I equally cannot stand the idiots that use “daddy issues” as a derogatory or funny term. It is a deadly serious problem for our society as a whole and a circle that needs to be broken. Fatherhood absence is a huge issue for many communities, most of them marginalized. In the USA, it is registered especially in the Black and Hispanic communities. Unfortunately, I have no data to back up my perception but I suspect one of the main issues in my country of origin is precisely this: men that think of fatherhood merely as bringing money back home, at best. No emotional support nor quality time spent with kids. Fatherhood is seen as a transaction: I bring money home, but you let me live in peace.
It is a deadly serious problem also at an individual level. I have seen many of my friends with daddy issues going through a lot of painful experiences, but not recognizing that daddy issues were the root cause of them. I’ve seen women being constantly worried, possessive, and suspicious about the integrity of their relationships. A need for constant reassurance that kills any kind of love. I’ve seen them seeking a partner who can deliver on what they have missed as a child. And obsessively compare themselves to previous women in the lives of their partners. I have seen many of them use sex as a way to build self-esteem or to feel accomplished with little to no emotional connection with the person they had it with.
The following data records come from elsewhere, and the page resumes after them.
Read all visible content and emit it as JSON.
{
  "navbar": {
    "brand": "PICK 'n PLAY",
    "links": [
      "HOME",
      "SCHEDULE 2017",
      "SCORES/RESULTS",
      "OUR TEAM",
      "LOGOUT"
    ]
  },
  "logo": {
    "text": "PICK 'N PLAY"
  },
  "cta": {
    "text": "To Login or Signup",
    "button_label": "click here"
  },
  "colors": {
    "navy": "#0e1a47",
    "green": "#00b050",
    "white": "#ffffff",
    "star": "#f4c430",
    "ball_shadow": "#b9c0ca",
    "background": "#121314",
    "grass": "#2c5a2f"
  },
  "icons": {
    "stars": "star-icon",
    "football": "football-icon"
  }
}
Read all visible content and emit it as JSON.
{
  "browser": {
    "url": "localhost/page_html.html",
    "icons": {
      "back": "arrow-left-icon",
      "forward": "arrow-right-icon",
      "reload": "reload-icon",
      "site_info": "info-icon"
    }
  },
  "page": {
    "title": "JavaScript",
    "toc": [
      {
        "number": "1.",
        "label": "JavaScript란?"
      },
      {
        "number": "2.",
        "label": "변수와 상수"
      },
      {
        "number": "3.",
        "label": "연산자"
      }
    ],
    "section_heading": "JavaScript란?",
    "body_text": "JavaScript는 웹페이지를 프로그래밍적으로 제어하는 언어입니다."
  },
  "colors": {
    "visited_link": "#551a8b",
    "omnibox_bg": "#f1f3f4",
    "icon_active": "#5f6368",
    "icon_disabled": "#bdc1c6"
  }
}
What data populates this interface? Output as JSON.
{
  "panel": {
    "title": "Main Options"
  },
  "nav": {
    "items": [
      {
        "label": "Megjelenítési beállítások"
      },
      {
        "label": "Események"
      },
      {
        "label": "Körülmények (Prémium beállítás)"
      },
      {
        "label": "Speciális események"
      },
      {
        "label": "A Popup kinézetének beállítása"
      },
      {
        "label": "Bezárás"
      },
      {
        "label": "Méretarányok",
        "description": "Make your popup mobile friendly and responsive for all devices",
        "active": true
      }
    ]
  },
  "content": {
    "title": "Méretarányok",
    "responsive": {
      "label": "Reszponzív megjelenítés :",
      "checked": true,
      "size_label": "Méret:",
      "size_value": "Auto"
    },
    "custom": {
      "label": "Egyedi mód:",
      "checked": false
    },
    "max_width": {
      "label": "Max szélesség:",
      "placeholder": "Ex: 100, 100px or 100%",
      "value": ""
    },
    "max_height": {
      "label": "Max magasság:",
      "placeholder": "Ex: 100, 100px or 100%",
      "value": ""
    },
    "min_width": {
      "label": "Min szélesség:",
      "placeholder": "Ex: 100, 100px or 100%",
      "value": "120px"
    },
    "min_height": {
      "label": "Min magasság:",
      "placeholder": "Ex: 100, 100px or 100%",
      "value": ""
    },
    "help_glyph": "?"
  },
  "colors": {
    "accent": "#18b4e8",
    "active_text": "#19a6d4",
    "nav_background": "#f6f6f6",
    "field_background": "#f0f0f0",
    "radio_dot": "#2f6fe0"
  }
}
The description of emotional hell. And what kind of society can result from the perpetuation of such bonds?
When connecting the dots of my experience I had to open my eyes to the evidence that the only friend that ever betrayed me was a friend I had chosen more because I liked her father than her. I unconsciously wished he was my father. I remember vividly how much confidence she would exude despite being, now I realize, and excuse me the lack of modesty, average in comparison to me in every sense. She was brought up being told by her father that she was so beautiful and that any stupid thought she had was worthy of attention. I was unseen for the most part of my existence and no matter what I did to impress my father, I never hit the point. She and I have had very different ways of dealing with relationships, hers were informed by self-love and mine by self-doubt. We differed in the way we had been seen by our fathers. She was looked upon as someone precious. I was looked upon with harsh judgement. As a woman, you apply that first male look at yourself forever, if you don’t face it.
Women, for their own benefit, should have as a first mission that of choosing a man to be by their side that has the potential of being a good father. Even if they never get to be parents. A mother is protective and is a refugee from all the pains of the world, but it is a father who encourages children to risks. Perhaps it is because a mother carries you for 9 months in her own body. For a father, the risk is not so physical. And in a society that presents a growing number of risks and instability, being trained in risks is an invaluable asset. The most confident women I have met in my life are those who have had good fathers. I can spot that after a brief conversation, it shows in how they move, how they enter a room and how they handle rejection.
Lastly, I believe we need to encourage men to fatherhood because our society is missing rites of passage. Events that mark a change in men. I feel we are giving them only excuses for perpetual boyhood and little to no encouragement for responsibility. Undoubtedly there are men that become fathers but never turn to be dads, but those are Peter Pan’s who refused to grow up and the Wendys out there should avoid them with all the conviction they can muster. If we want stronger women all we really need is better fathers.
Vilma Djala
I welcome my friend Ana as my latest subscriber. I love you. And you are a rockstar for choosing a good father for your kids without such an example.